John Mitby serves as counsel for numerous businesses, engineering and construction firms, insurance companies, non-profit organizations, and elder care facilities. John’s commercial practice includes resolving a variety of matters relating to contracts, transactional work, real estate, employment, financing, municipal, business, insurance, and litigation. John works with clients on acquisitions including those involving professional and technical businesses, and provides general corporate oversight for profit and nonprofit organizations. He has provided counsel on many complex business transactions, such as the reorganization of a cooperative, the purchase and sale of numerous businesses, including the House on the Rock, one of Wisconsin’s most prominent landmarks, and the development of the Princeton Clubs. John’s litigation practice includes defense of contract matters, class actions, insurance claims, electronic discovery issues, cyber liability, investigative matters, and other highly complex business legislation matters.
Peyton B. Engel is an attorney with Hurley, Burish & Stanton, S.C., where he helps individuals and businesses with civil litigation, represents licensed professionals including attorneys in disciplinary matters, and provides consulting and expert witness services in matters where digital evidence is at issue.

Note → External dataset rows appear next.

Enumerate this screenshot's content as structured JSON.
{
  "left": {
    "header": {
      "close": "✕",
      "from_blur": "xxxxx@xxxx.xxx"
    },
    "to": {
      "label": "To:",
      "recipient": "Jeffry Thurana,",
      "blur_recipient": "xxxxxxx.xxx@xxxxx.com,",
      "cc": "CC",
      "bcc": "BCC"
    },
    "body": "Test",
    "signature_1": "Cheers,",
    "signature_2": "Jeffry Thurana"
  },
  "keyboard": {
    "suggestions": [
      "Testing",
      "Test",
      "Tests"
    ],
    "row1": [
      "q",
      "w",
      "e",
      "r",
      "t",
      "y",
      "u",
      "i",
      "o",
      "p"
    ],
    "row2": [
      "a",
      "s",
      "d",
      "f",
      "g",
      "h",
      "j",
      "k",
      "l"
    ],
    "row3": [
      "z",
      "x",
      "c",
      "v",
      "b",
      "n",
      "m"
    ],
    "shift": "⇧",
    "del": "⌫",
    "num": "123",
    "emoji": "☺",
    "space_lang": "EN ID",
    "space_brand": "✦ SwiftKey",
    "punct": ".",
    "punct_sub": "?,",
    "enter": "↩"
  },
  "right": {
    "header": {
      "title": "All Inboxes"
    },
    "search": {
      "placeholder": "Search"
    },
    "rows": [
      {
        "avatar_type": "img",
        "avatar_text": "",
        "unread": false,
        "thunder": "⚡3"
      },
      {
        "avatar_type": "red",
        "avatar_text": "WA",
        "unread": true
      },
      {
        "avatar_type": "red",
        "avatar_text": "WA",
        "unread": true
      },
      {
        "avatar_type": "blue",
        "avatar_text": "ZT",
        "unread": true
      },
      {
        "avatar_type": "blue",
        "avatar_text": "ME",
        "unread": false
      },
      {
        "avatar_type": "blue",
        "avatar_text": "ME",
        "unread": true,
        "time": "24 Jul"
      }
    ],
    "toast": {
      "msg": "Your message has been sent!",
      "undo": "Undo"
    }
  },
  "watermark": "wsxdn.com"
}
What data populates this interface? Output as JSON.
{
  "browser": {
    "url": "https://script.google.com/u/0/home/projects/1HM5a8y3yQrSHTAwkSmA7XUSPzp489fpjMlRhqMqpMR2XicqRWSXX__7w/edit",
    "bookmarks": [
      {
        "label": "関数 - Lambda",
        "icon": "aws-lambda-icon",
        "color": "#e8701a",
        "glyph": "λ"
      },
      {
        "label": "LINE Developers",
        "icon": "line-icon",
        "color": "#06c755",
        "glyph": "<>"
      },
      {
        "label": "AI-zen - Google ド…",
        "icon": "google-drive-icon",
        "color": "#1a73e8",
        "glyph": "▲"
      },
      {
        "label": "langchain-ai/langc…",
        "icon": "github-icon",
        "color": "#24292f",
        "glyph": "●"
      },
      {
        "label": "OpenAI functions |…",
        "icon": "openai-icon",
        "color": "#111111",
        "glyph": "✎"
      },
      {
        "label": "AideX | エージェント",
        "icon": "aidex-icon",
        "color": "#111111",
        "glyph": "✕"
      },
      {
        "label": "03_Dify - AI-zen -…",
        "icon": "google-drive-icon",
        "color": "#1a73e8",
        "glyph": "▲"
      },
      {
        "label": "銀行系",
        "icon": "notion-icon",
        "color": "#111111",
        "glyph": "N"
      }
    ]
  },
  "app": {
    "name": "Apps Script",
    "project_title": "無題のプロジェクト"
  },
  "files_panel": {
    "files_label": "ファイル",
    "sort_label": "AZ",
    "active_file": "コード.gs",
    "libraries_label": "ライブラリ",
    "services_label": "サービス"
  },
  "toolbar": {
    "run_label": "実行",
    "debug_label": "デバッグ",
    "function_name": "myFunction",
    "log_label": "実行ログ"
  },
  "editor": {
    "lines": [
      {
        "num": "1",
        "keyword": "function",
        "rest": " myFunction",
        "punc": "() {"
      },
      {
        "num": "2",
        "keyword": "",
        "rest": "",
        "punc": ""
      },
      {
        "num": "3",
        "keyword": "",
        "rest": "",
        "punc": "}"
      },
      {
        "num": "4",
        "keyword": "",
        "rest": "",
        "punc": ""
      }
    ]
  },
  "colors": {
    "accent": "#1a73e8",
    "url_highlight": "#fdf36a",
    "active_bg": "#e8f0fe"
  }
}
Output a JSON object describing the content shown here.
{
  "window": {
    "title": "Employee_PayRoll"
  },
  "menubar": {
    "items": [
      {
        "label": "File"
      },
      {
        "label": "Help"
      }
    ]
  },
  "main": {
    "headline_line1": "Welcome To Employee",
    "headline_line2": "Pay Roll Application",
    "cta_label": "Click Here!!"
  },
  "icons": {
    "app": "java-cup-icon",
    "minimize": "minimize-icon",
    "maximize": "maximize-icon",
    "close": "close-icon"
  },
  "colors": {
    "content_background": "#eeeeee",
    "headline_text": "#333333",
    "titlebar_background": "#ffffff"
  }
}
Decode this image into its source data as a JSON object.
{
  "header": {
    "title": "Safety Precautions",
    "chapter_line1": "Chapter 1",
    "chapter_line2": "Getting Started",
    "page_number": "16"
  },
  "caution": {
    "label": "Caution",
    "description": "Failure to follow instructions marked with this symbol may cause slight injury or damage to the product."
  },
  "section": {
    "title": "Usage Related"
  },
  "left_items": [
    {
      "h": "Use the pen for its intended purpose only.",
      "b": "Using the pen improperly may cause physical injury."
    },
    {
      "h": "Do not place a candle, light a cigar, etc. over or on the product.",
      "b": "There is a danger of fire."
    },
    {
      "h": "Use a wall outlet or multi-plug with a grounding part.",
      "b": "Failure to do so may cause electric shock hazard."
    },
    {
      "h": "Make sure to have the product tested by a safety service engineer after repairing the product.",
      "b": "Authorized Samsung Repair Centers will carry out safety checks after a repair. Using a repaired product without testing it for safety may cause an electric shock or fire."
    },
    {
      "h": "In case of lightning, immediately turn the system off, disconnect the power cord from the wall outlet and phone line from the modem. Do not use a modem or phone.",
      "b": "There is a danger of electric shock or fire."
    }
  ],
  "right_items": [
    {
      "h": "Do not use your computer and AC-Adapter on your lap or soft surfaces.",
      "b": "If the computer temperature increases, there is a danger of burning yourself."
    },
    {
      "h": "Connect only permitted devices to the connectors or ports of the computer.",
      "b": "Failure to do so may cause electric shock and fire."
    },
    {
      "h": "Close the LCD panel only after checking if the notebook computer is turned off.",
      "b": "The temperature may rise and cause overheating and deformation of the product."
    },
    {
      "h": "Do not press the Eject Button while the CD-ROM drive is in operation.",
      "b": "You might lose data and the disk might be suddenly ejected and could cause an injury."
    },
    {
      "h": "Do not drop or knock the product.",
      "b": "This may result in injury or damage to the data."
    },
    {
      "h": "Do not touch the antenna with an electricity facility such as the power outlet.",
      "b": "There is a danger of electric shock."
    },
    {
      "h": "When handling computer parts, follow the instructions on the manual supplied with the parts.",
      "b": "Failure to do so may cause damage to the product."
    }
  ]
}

Mr. Engel’s particular area of interest is in information technology, security, and privacy. He has extensive practical experience with information technology and compliance (primarily with respect to HIPAA and the PCI Data Security Standard), and has assisted attorneys with technology aspects of both civil and criminal matters.
Before joining the firm, Mr. Engel worked for more than 18 years in information technology, with sixteen years of that time spent specialized in network and information security. He holds the CISSP certification, and the Wisconsin Law Journal recently recognized him as one of the three best forensic experts in the state. He is a member of the State Bar of Wisconsin and the Dane County Bar Association.
Mr. Engel earned his B.A. degree from Grinnell College; his M.A. degree from the University of Wisconsin - Madison; and his J.D. degree, magna cum laude, Order of the Coif, from the University of Wisconsin Law School.